Traditional profiles tend to ask successful women about their "favorite places to shop" or their "guilty pleasures". You won't find those answers on The Thirty-One Percent. We're asking women who have built businesses from the ground up in food, retail, media, and other spaces in Boston about when they meet with clients, how emails get answered, and what a working lunch looks like for them. We're also asking these women about what their plans (if any) were when they were 20 years old — were they struggling under a mountain of student debt? Or looking to abandon ship at a thankless job?
If you're wondering: the name of this project comes from the fact that only thirty-one percent of businesses in the Boston area are owned by women (at least, at the time we launched). Our goal is to help drive up that statistic by showcasing what it takes to actually run a business in our city — we're willing to be stuck titled with an outdated statistic if it means that more women are opening shop here.
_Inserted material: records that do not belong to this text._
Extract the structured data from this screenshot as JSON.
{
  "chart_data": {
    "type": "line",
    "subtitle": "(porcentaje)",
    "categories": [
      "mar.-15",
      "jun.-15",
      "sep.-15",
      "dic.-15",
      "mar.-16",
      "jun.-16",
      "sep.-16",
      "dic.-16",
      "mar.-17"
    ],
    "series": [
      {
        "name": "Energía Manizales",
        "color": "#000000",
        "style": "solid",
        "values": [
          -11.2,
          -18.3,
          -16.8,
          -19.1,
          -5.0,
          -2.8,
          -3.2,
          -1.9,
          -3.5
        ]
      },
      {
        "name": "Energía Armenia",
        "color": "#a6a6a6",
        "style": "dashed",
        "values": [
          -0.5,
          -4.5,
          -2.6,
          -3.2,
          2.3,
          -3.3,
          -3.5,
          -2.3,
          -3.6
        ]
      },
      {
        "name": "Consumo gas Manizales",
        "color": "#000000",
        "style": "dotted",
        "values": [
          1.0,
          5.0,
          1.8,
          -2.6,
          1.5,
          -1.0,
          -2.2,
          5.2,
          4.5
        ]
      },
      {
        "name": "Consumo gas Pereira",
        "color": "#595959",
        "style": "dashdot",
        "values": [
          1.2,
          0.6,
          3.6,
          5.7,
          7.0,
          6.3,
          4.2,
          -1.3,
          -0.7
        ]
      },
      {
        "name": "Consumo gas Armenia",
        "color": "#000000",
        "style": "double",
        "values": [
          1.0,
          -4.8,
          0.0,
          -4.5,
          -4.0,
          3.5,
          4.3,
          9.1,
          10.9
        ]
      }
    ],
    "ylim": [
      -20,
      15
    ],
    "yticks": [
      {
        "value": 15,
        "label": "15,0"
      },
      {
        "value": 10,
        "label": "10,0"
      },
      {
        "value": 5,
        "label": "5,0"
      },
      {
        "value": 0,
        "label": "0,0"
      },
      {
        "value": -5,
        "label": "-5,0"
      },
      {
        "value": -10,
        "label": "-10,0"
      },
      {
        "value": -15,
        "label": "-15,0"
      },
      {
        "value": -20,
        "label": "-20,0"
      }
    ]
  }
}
Oset Babur is a writer and digital strategist who consumes borderline unreasonable amounts of tea. She also writes essays and features that have found homes in publications like VICE, GQ, Food & Wine, and Man Repeller. During the 2016 election cycle, she worked as a digital copywriter for a major Democratic PAC. Her favorite women-owned businesses include Girls at Library, Glossier, and Margaret Howell.
Follow Oset on Twitter at @baburoset
Lydia Carmichael Rosenberg is a graphic designer and photographer living and working in Cambridge, MA. She has gone from the world of wine to nonprofits and has landed in publishing. Her passions include food (more eating than cooking), photography, and her two rescue dogs. Her favorite women-run businesses include The Gentlewoman, Rifle Paper Co., and Call Your Girlfriend.